One of the loveliest and simplest materials in my youngest Sunday School room is the Cosmic Cross. A map of the world is shellacked onto a wooden board and a cross shape is cut out. I’m not good at describing these sorts of things. Here is a picture instead.

The catechist can lift the golden cross off so that the world lies bare and ask, “I wonder what it will be like when everyone in the whole world recognizes Jesus?” Little children, and adults for that matter, writhe around internally, trying to imagine such a time. Jesus is so hidden now, so obscured, so impossible to understand, that even when you do see him it is very hard to know who he is. He speaks and his words fall on deaf ears. His light shines and the whole world cannot comprehend it.

Very little children answer this question with a deep settled joy. “Everyone will be so happy,” some of them say. They remember that Jesus is the light. They feel sure that everyone will love to finally see him in his bright glory. If you ask, “Does everyone see and recognize Jesus now?” They shake their heads sorrowfully. But it won’t be too long now. Very soon Jesus will come, the king, the mighty one, and everyone will be so happy to see him.

But, of course, the older one becomes, the more one finds that deep settled happiness slip away. The Christian life is one long, extended encounter with a world that does not want to know who Jesus is or what he says. Indeed, rather than a settled peace, there is a violent conflict between Jesus and the world, a conflict that will ultimately bring this mortal sphere to its tumultuous end.

It is in an interesting existential exercise to take the golden cross and lower it down over the blue swirling earth.

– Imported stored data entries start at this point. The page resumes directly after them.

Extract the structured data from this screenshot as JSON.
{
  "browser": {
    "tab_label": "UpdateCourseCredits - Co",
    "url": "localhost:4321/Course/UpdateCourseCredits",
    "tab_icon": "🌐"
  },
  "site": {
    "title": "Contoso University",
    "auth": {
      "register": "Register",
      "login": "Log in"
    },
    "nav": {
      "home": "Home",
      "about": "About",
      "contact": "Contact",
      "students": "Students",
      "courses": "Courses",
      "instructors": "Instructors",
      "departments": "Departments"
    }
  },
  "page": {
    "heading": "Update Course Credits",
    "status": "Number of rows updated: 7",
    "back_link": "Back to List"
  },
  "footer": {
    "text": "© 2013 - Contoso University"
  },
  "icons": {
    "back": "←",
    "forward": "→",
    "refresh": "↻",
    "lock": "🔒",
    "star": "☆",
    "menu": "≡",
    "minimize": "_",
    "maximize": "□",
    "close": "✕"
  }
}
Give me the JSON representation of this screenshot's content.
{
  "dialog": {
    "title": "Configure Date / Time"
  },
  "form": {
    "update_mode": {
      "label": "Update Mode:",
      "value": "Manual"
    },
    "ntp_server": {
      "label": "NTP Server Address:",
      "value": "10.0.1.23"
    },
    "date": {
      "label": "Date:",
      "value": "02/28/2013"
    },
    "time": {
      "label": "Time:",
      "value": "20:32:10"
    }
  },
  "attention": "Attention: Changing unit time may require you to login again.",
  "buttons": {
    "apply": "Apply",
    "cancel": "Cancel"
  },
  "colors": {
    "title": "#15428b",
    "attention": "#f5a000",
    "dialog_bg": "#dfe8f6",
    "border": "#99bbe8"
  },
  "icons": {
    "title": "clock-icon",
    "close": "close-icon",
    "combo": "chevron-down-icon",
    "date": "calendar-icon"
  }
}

I try always to do the cosmic cross lesson on Christ the King Sunday, the best and most glorious day of the church year, the moment when the seed of the new year is planted in the ground.

Anyway, the thing that’s so curious about Jesus’ kingship is that it’s so, at least from a human perspective, inefficient. Almost no one can even recognize it, not without supernatural aid. You think you set out to find someone to follow, some way to order your life, some guiding star, and in your quest to find that one thing that will make everything ok, you pass right on by the bloody, horrifying spectacle of the King of the World, dying there in the midst of a lot of other human people. There he is, fixed in his sickening throne room, a thief on either side, the world mocking and jeering. No one wants the settled peacefulness he offers, his humiliating solution to intractable societal, political, economic, psychosocial and every other kind of problem. He is the only one to whom no one would even think to bow, unless moved by some strange sight, some incomprehensible love.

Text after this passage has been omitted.